There are sections of the handbook devoted to desktop usage. FreeBSD isn't a desktop system, but it is widely used as a basis for one, and I'm a fan of both the design and the culture. Adding a graphical execution manager to the kernel is currently considered a high priority by the project, so I'd say they're at least minimally aware of and concerned about the desktop. Besides, I've been through-and-through discussions like this for years (haven't we all?), so I hope you can believe me when I say I've got a decent idea of what I'm doing and where I'm going with it, which is basically to improve the user experience for people who choose to use graphical environments with FreeBSD without making any really significant changes (perhaps even no changes!) to the base system, and without introducing anything graphical into the base system. I've finally convinced myself it's possible to do that in a meaningful way.

The first link, should you read it, isn't just about graphical user environments: it's a change to the wifi authentication method that makes it significantly faster in a majority of cases, and has the potential to improve the end-user experience.

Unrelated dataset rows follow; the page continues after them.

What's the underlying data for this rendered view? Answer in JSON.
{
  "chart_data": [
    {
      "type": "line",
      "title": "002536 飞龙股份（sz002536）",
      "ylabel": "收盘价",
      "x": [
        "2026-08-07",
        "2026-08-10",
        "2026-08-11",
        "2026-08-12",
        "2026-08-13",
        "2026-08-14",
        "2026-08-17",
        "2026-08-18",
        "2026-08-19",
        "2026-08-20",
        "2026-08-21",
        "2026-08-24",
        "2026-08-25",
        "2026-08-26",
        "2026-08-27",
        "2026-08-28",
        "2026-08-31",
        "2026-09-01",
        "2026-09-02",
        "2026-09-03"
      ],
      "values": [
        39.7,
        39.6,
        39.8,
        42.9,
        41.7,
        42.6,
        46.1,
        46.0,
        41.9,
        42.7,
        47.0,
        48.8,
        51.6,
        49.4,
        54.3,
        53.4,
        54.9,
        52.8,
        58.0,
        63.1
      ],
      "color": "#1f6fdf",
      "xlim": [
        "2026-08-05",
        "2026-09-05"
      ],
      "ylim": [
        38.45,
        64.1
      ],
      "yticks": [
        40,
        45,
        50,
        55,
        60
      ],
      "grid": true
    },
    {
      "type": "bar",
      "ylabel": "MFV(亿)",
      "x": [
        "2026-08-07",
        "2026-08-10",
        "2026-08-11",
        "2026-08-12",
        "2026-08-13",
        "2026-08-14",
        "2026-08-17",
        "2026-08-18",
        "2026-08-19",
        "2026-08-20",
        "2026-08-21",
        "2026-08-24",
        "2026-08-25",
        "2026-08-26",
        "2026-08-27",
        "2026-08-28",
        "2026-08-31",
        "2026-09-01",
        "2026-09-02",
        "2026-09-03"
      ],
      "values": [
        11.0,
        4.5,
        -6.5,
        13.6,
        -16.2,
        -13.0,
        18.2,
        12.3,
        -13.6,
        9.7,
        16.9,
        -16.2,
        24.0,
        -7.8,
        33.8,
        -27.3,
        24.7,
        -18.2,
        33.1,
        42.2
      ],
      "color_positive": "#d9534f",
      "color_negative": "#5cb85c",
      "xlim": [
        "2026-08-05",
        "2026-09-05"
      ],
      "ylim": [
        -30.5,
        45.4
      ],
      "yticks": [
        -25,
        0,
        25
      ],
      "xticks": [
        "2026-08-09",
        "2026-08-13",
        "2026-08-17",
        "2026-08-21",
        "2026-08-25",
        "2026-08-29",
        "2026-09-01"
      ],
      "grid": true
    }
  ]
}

Let me put it this way: The ports tree works just fine. Does that mean portmaster was a waste of time?


----------



## wblock@ (Jul 13, 2011)

The DHCP speedup is interesting, and might be usefully discussed on the freebsd-net mailing list.

Dialogs are specific to applications or desktop environments, not FreeBSD.  For that matter, most users don't read more than the first few words of any dialog, if that. They'll hit Okay just as fast as they can, regardless of the warning.


----------



## DutchDaemon (Jul 13, 2011)

A graphical installer is still not a desktop


----------